The framework classifies fraud into internal fraud (by the insurer's own staff), distribution channel fraud (involving intermediaries including brokers), policyholder and claims fraud (inflated or fabricated claims and proposal misrepresentation), external fraud (third parties and fraud rings, including vendors and repairers), and affinity or complex fraud (coordinated multi-party schemes spanning categories). Cyber or new-age fraud is recognised explicitly with its own indicators and separate reporting. For commercial lines, policyholder and claims fraud is the most familiar surface (overstated stock values, exaggerated repair costs, manufactured liability claims), but distribution channel fraud is the category that brings brokers directly into scope. Affinity or complex fraud is the most analytically demanding because it spans multiple parties and policies in patterns invisible at the single-claim level, requiring data and pattern analysis to detect.
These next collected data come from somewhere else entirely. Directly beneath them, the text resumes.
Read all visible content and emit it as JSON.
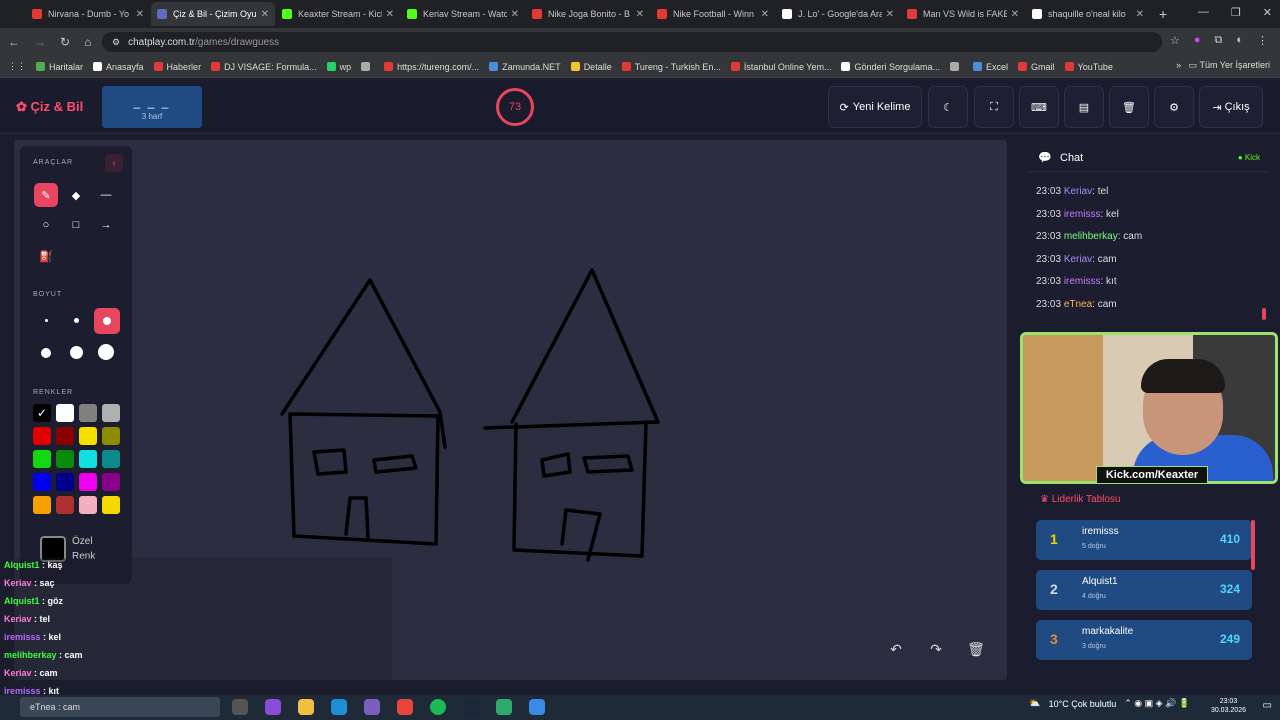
{
  "browser": {
    "tabs": [
      {
        "title": "Nirvana - Dumb - Yo",
        "color": "#e53935",
        "active": false
      },
      {
        "title": "Çiz & Bil - Çizim Oyu",
        "color": "#5c6bc0",
        "active": true
      },
      {
        "title": "Keaxter Stream - Kick",
        "color": "#53fc18",
        "active": false
      },
      {
        "title": "Keriav Stream - Watc",
        "color": "#53fc18",
        "active": false
      },
      {
        "title": "Nike Joga Bonito - B",
        "color": "#e53935",
        "active": false
      },
      {
        "title": "Nike Football - Winn",
        "color": "#e53935",
        "active": false
      },
      {
        "title": "J. Lo' - Google'da Ara",
        "color": "#ffffff",
        "active": false
      },
      {
        "title": "Man VS Wild is FAKE",
        "color": "#e53935",
        "active": false
      },
      {
        "title": "shaquille o'neal kilo",
        "color": "#ffffff",
        "active": false
      }
    ],
    "url_host": "chatplay.com.tr",
    "url_path": "/games/drawguess",
    "bookmarks": [
      {
        "label": "Haritalar",
        "color": "#4caf50"
      },
      {
        "label": "Anasayfa",
        "color": "#ffffff"
      },
      {
        "label": "Haberler",
        "color": "#e53935"
      },
      {
        "label": "DJ VISAGE: Formula...",
        "color": "#e53935"
      },
      {
        "label": "wp",
        "color": "#25d366"
      },
      {
        "label": "",
        "color": "#aaaaaa"
      },
      {
        "label": "https://tureng.com/...",
        "color": "#e53935"
      },
      {
        "label": "Zamunda.NET",
        "color": "#4a90d9"
      },
      {
        "label": "Detalle",
        "color": "#f4c430"
      },
      {
        "label": "Tureng - Turkish En...",
        "color": "#e53935"
      },
      {
        "label": "İstanbul Online Yem...",
        "color": "#e53935"
      },
      {
        "label": "Gönderi Sorgulama...",
        "color": "#ffffff"
      },
      {
        "label": "",
        "color": "#aaaaaa"
      },
      {
        "label": "Excel",
        "color": "#4a90d9"
      },
      {
        "label": "Gmail",
        "color": "#e53935"
      },
      {
        "label": "YouTube",
        "color": "#e53935"
      }
    ],
    "all_bookmarks": "Tüm Yer İşaretleri"
  },
  "game": {
    "logo": "Çiz & Bil",
    "word_blanks": "_ _ _",
    "word_hint": "3 harf",
    "timer": "73",
    "new_word": "Yeni Kelime",
    "logout": "Çıkış"
  },
  "tools": {
    "tools_title": "ARAÇLAR",
    "size_title": "BOYUT",
    "colors_title": "RENKLER",
    "custom_color_1": "Özel",
    "custom_color_2": "Renk",
    "colors": [
      "#000000",
      "#ffffff",
      "#808080",
      "#b0b0b0",
      "#e00000",
      "#8b0000",
      "#f5e000",
      "#8b8b00",
      "#12d812",
      "#0a8a0a",
      "#12e0e0",
      "#0a8a8a",
      "#0000ee",
      "#00008b",
      "#ee00ee",
      "#8b008b",
      "#f5a000",
      "#b03030",
      "#f0b0c0",
      "#f5d800"
    ]
  },
  "stream_overlay": [
    {
      "user": "Alquist1",
      "msg": "kaş",
      "color": "#3cff3c"
    },
    {
      "user": "Keriav",
      "msg": "saç",
      "color": "#ff7ad9"
    },
    {
      "user": "Alquist1",
      "msg": "göz",
      "color": "#3cff3c"
    },
    {
      "user": "Keriav",
      "msg": "tel",
      "color": "#ff7ad9"
    },
    {
      "user": "iremisss",
      "msg": "kel",
      "color": "#b26bff"
    },
    {
      "user": "melihberkay",
      "msg": "cam",
      "color": "#3cff3c"
    },
    {
      "user": "Keriav",
      "msg": "cam",
      "color": "#ff7ad9"
    },
    {
      "user": "iremisss",
      "msg": "kıt",
      "color": "#b26bff"
    }
  ],
  "chat": {
    "title": "Chat",
    "platform": "Kick",
    "messages": [
      {
        "time": "23:03",
        "user": "Keriav",
        "msg": "tel",
        "color": "#a98bff"
      },
      {
        "time": "23:03",
        "user": "iremisss",
        "msg": "kel",
        "color": "#c77dff"
      },
      {
        "time": "23:03",
        "user": "melihberkay",
        "msg": "cam",
        "color": "#7dff7a"
      },
      {
        "time": "23:03",
        "user": "Keriav",
        "msg": "cam",
        "color": "#a98bff"
      },
      {
        "time": "23:03",
        "user": "iremisss",
        "msg": "kıt",
        "color": "#c77dff"
      },
      {
        "time": "23:03",
        "user": "eTnea",
        "msg": "cam",
        "color": "#ffb060"
      }
    ]
  },
  "webcam_label": "Kick.com/Keaxter",
  "leaderboard": {
    "title": "Liderlik Tablosu",
    "rows": [
      {
        "rank": "1",
        "name": "iremisss",
        "sub": "5 doğru",
        "points": "410",
        "rank_color": "#f5d000"
      },
      {
        "rank": "2",
        "name": "Alquist1",
        "sub": "4 doğru",
        "points": "324",
        "rank_color": "#d0d8e8"
      },
      {
        "rank": "3",
        "name": "markakalite",
        "sub": "3 doğru",
        "points": "249",
        "rank_color": "#e08a3a"
      }
    ]
  },
  "taskbar": {
    "search_user": "eTnea",
    "search_msg": "cam",
    "weather": "10°C  Çok bulutlu",
    "time": "23:03",
    "date": "30.03.2026"
  }
}
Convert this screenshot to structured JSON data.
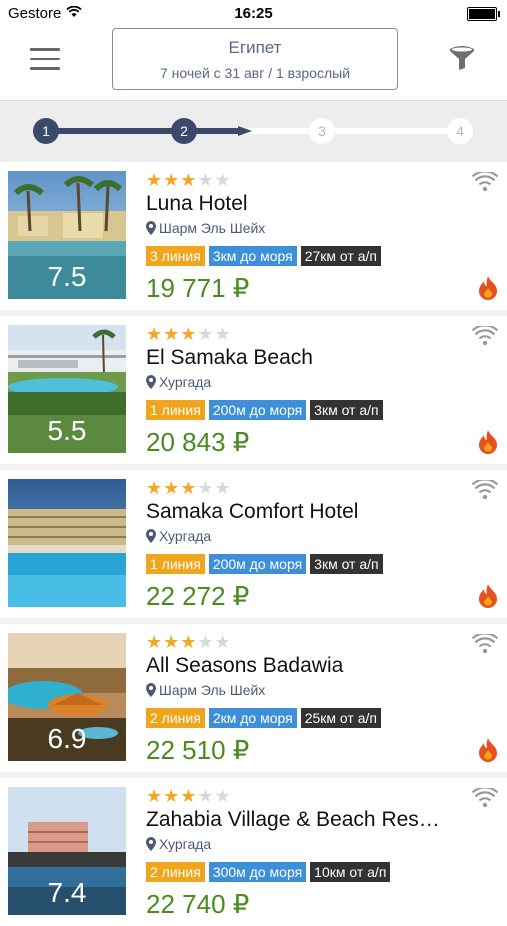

External fraud matters in commercial lines because networks of garages, contractors and other vendors can inflate the costs feeding into claims.
How can a broker keep a legitimate commercial claim from being delayed by fraud screening?
The most effective protection is a complete, internally consistent claim file prepared before submission. The framework's red-flag indicators are designed to surface inconsistencies: values that do not reconcile, documentation that does not match the policy wording, loss descriptions that diverge from the proposal. A clean, wording-grounded, internally consistent file does not trip these indicators. Practically, that means accurate sum insured and inventory data, clear loss documentation, surveyor and loss adjuster reports that reconcile with the policy terms, and proposal information that matches the eventual claim. Brokers should treat claims documentation as a fraud-resilience exercise and assemble the supporting evidence at first notification of loss rather than reconstructing it under investigation. They should also manage client expectations, explaining that structured fraud screening on large claims is now standard practice under the framework and not a sign the insurer doubts the claim. This framing keeps a routine, governed process from being mistaken for bad faith.
How does the framework treat cyber and digital fraud in commercial insurance?
The 2025 Guidelines recognise cyber or new-age fraud as a distinct category rather than folding it into external fraud. They require dedicated red-flag indicators, investigation procedures and separate reporting for cyber fraud, and expect insurers to build enterprise-wide cybersecurity infrastructure as part of fraud prevention and to deploy teams with the technological expertise to detect cyber-enabled fraud. For commercial lines, this matters because digital channels, electronic policy issuance and online claims create new fraud surfaces: account takeover, fabricated digital documentation, and manipulation of e-policy records. As commercial broking moves increasingly to digital interfaces, the integrity and auditability of the documents and data a broker handles become a fraud-governance concern, not just an operational one. Brokers should ensure secure, traceable document and data handling, maintain clean audit trails for digitally issued policies and claims, and be alert to digital manipulation in the documentation they receive from clients and service providers. This also dovetails with the broader IRDAI information and cyber security obligations now applying to intermediaries.